A difficulty most people new to mental ray encounter is dealing with the maddening number of tweakable render parameters.
For example, correct BSP settings alone can have a massive impact on the render time. In tuning the BSP, you’ll find that the optimal settings versus “inappropriate” settings can affect the render time by several orders of a magnitude (in pathological cases, render times of 30 minutes versus several hours can be observed). A further difficulty is that good BSP depth and width values aren’t always easy to intuit: you’ve often got to run tests and then decide what’s best. BSP values for motion blur will be different from non-motion blurred renders as well. If you run a test plotting render time against the axes “depth” and “width” on a 3D graph (use excel, for instance), you’ll find a bowl-like shape plotted out - the bottom of the bowl (ie lowest time) will indicate your optimal BSP settings.

I could go on… there are many more tricks to know in order to properly and meaningfully compare the two renderers.

My 2 cents: renderman is stuck in the 90’s - raytracing is essentially bolted on top of the fundamentally raytrace-unfriendly REYES architecture (ever wonder why the prman trace() function took over a decade to actually become implemented? It’s been in the prman specification from the beginning, after all!) If you don’t need raytracing and global illumination, then use it and enjoy, as it does all the old-school stuff quite well - however, prepare to make some ugly hacks in large scale production requiring tracing or other global illumination effects.
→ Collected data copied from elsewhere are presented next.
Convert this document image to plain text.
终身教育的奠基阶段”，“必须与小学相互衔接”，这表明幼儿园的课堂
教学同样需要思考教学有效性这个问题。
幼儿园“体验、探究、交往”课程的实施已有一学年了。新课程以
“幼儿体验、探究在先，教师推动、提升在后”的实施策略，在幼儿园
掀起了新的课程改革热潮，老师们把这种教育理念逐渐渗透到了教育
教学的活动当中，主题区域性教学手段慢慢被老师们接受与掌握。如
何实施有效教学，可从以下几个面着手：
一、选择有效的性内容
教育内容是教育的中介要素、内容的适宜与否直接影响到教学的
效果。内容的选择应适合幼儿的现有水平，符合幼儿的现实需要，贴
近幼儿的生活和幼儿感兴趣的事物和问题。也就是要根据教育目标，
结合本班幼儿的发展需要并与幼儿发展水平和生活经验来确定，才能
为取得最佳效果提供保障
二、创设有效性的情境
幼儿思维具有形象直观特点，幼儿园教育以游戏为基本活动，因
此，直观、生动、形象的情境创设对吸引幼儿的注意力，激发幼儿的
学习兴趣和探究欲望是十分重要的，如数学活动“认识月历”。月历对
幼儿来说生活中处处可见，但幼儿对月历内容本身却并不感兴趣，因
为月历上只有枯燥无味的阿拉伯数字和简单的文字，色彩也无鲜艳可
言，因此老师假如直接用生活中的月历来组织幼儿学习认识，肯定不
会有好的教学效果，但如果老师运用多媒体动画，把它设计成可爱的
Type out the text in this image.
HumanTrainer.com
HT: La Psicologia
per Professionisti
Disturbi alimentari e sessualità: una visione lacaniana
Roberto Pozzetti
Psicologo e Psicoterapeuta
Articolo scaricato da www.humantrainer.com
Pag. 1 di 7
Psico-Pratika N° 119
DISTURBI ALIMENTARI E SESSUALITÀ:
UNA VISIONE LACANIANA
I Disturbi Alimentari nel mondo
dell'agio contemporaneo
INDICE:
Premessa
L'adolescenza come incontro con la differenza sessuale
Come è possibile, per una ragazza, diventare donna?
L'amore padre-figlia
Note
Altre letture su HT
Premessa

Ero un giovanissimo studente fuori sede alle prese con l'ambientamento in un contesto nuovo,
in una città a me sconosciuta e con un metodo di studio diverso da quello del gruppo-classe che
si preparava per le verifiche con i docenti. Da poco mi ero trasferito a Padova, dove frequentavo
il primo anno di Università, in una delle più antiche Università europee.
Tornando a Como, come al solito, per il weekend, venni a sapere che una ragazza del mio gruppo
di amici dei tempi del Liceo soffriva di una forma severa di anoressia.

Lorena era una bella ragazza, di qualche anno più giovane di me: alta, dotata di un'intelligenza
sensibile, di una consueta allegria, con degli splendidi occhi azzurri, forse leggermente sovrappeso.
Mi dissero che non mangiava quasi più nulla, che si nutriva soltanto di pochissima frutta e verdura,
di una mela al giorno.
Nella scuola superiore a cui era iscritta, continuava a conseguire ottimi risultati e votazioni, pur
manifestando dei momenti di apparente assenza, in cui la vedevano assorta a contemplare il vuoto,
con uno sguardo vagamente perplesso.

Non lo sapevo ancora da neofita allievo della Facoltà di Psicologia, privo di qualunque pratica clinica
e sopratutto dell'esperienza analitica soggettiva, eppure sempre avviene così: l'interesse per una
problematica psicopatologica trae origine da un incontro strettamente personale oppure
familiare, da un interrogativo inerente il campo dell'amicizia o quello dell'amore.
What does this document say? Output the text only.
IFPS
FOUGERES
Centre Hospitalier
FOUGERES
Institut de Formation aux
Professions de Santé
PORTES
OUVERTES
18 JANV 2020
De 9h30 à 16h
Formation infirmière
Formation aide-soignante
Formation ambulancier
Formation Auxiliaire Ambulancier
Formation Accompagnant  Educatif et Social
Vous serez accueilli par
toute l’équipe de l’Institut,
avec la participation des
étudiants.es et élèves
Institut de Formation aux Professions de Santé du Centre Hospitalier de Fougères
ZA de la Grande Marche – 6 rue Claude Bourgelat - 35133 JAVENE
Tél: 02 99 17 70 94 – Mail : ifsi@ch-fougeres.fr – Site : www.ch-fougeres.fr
Mental Ray certainly has it’s shortcomings, complexity being one, but as such it’s incredibly flexible and will get the job done. AIR is probably a good compromise, especially if you want a RIB compliant renderer that’ll do all that stuff well.

AlexK Says:

Hey, nice input masterblasterofdisaster. Thanks for taking the time.

Actually I think the complexity and thousands of knobs in MentalRay for Maya are the one thing that slow me down most. I need to produce my stuff fast (sometimes within hours), so I absolutely cannot waste time tweaking away. A thing that seems to be necessary with MentalRay (why oh why are the defaults so inefficient?).

Of course Renderman itself offers many possibilities, too, but the Renderman for Maya implementation is way less crowded and “just works” (most of the time anyway).